Nach Einschätzung einer Schülerin und einem ratlosen Lächeln des Lehrers, wer wohl diesen Text - "Soll ein Krimi sein!" ergänzte Inge - geschrieben habe, äußerte Jan: "Der erfindet doch nur diesen unmöglichen Lehrer, um ihn abzuwatschen: Erst übertreiben, dann zurechtstutzen. Ihn etwas Unsinn labern lassen, ihn mit persönlichen, individuellen Problemen auftreten lassen - und dann abwatschen. Und alles diktiert der Autor selber in seiner leicht durchschaubaren Ich-Erzählerperspektive: Der Politiker als Selbst-Rechtfertiger! Da braucht man als Leser nichts mehr zu entdecken. Der Autor erklärt dir die Welt, nach seiner Schnauze." "Ja, Welt!" ergänzte Bärbel, "einfach und gewichtig Welt! Ein weltgewandter Typ! Ein Politiker und Schriftgestellter!"
Hannes, ungnädig, weil er sich geärgert hat: "Und den Konjunktiv beherrscht er nicht: Es muß heißen: 'Die Schulleiter seien mit dafür veranwortlich...' Und, zeig mal den Text her, Bärbel! Und: seien Türken und sowieso, statt wären... Er will ja nur die indirekte Rede anwenden, weil er ihn nicht wörtlich sprchen läßt. Er will ja nicht den Irrealis begründen. D.h. das Unmögliche behaupten."
Der Lehrer, hocherfreut, ob sichtbarer Lernerfolge: "Ja, und noch eine Begründung für die grammatische Korrektur?" Inge meldet sich: "Der Autor kann und will ja nicht behaupten, daß Tonis Aussagen nicht stimmen."
Und noch einige Wortmeldungen über den Text...

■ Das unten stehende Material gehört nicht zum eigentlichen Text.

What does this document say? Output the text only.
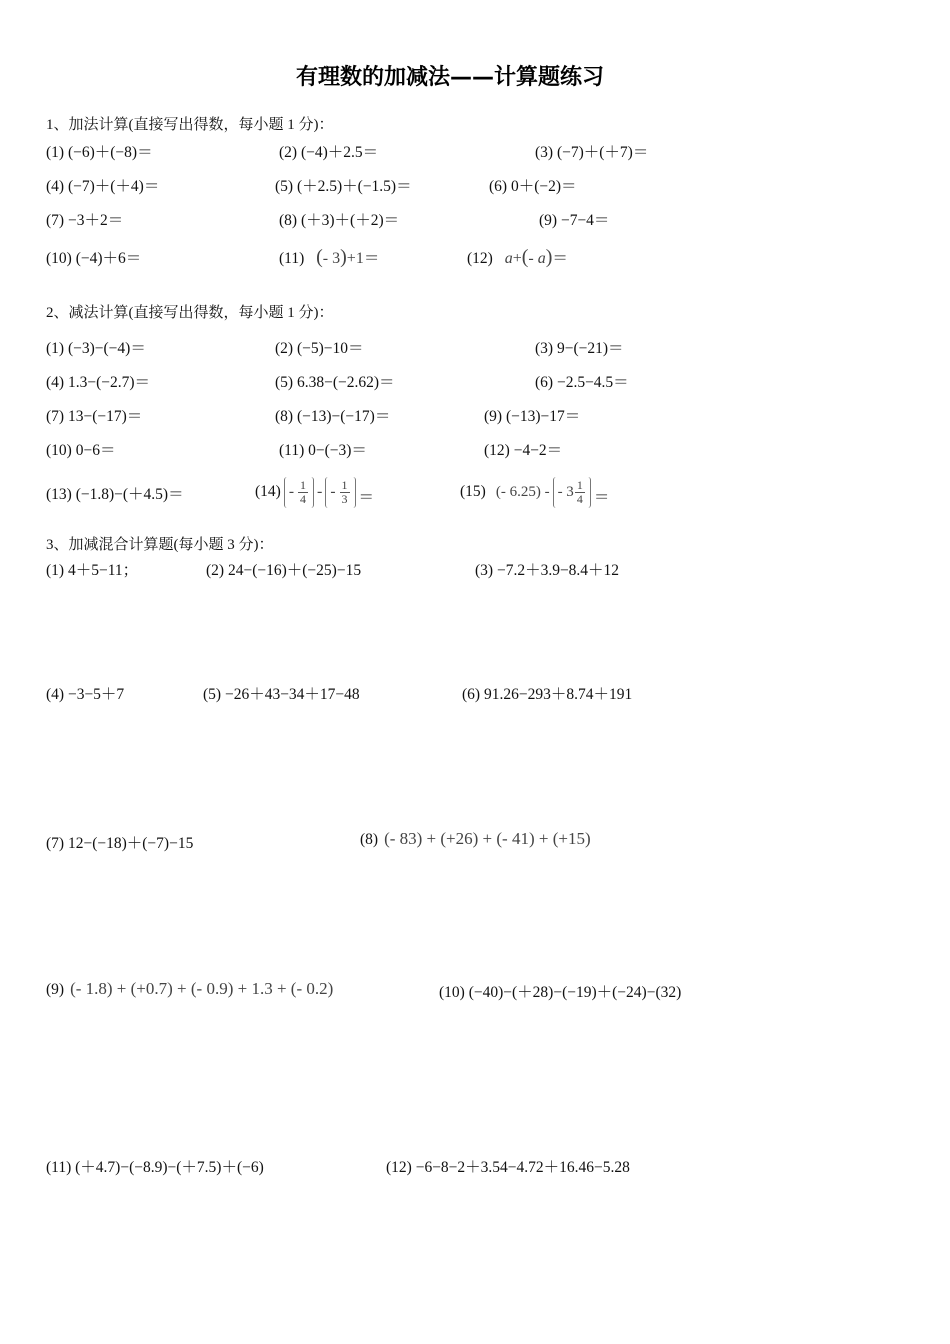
有理数的加减法——计算题练习
1、加法计算(直接写出得数，每小题 1 分)：
(1) (−6)＋(−8)＝	(2) (−4)＋2.5＝	(3) (−7)＋(＋7)＝
(4) (−7)＋(＋4)＝	(5) (＋2.5)＋(−1.5)＝	(6) 0＋(−2)＝
(7) −3＋2＝	(8) (＋3)＋(＋2)＝	(9) −7−4＝
(10) (−4)＋6＝	(11) (- 3)+1＝	(12) a+(- a)＝
2、减法计算(直接写出得数，每小题 1 分)：
(1) (−3)−(−4)＝	(2) (−5)−10＝	(3) 9−(−21)＝
(4) 1.3−(−2.7)＝	(5) 6.38−(−2.62)＝	(6) −2.5−4.5＝
(7) 13−(−17)＝	(8) (−13)−(−17)＝	(9) (−13)−17＝
(10) 0−6＝	(11) 0−(−3)＝	(12) −4−2＝
(13) (−1.8)−(＋4.5)＝	$(14) - \frac{1}{4}$ - - $\frac{1}{3}$ ＝	(15) (- 6.25) - - $3 \frac{1}{4}$ ＝
3、加减混合计算题(每小题 3 分)：
(1) 4＋5−11；	(2) 24−(−16)＋(−25)−15	(3) −7.2＋3.9−8.4＋12
(4) −3−5＋7	(5) −26＋43−34＋17−48	(6) 91.26−293＋8.74＋191
(7) 12−(−18)＋(−7)−15	(8) (- 83) + (+26) + (- 41) + (+15)
(9) (- 1.8) + (+0.7) + (- 0.9) + 1.3 + (- 0.2)	(10) (−40)−(＋28)−(−19)＋(−24)−(32)
(11) (＋4.7)−(−8.9)−(＋7.5)＋(−6)	(12) −6−8−2＋3.54−4.72＋16.46−5.28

Der Mißbrauch der vielen Indefinitpronomen sei verräterisch: Statt mit Adverbien zu charakterisieren, mit Nomen zu glänzen, schreibe er: irgendetwas und irgendwie... "Zu viel Umbestimmtes! Da muß er noch hinkucken in die Realität, um da was bestimmen zu können. Da hat ihm wohl ein Haupschullehrer mal in den Nachmittagskaffee beim Ortsverein gespuckt!" - "Äh, ja, ein Roman ist keine Schimpfrede für den Bundestag."
Endlich lüftete Bärbel das Geheimnis: "Der Autor ist unser Ex-Bürgermeister W.J. und Abgeordneter in Bonn und Beauftragter für irgendetwas." "Für Aussiedler und so!"
"Aha, der Meister, der vor fünf Jahren im einem gut bürgerlichen Viertel mit der Mietforderung in seinem von der VEBA fast geschenkten Altbau über die Vergleichsmiete für Korthusen hinausgehen wollte. - Und zur Sprache...?" Lehrer G. hatte sich gehen lassen.
Die Frage eines Schülers führte ihn zurück: "Müssen wir darüber noch abstimmen? Über den Text, mein ich? Das kann uns Bärbel doch in einem Kurzreferat erledigen! Lokalpolitik und Möchtegernliteratur!" - "Aber wir können ja bei dem Text den Weizen vom Spreu unterscheiden?" "Wo ist denn da Weizen, Fritzchen?" - "Mhm!" - "Und Trivialliteratur haben wir schon abgehakt! Im Vorjahr! Erinnerst du dich, Pitter?" - Jo: "Und wenn er doch spannend ist, der Krimi?" Bärbel: "Das hätte ich schon gemerkt!"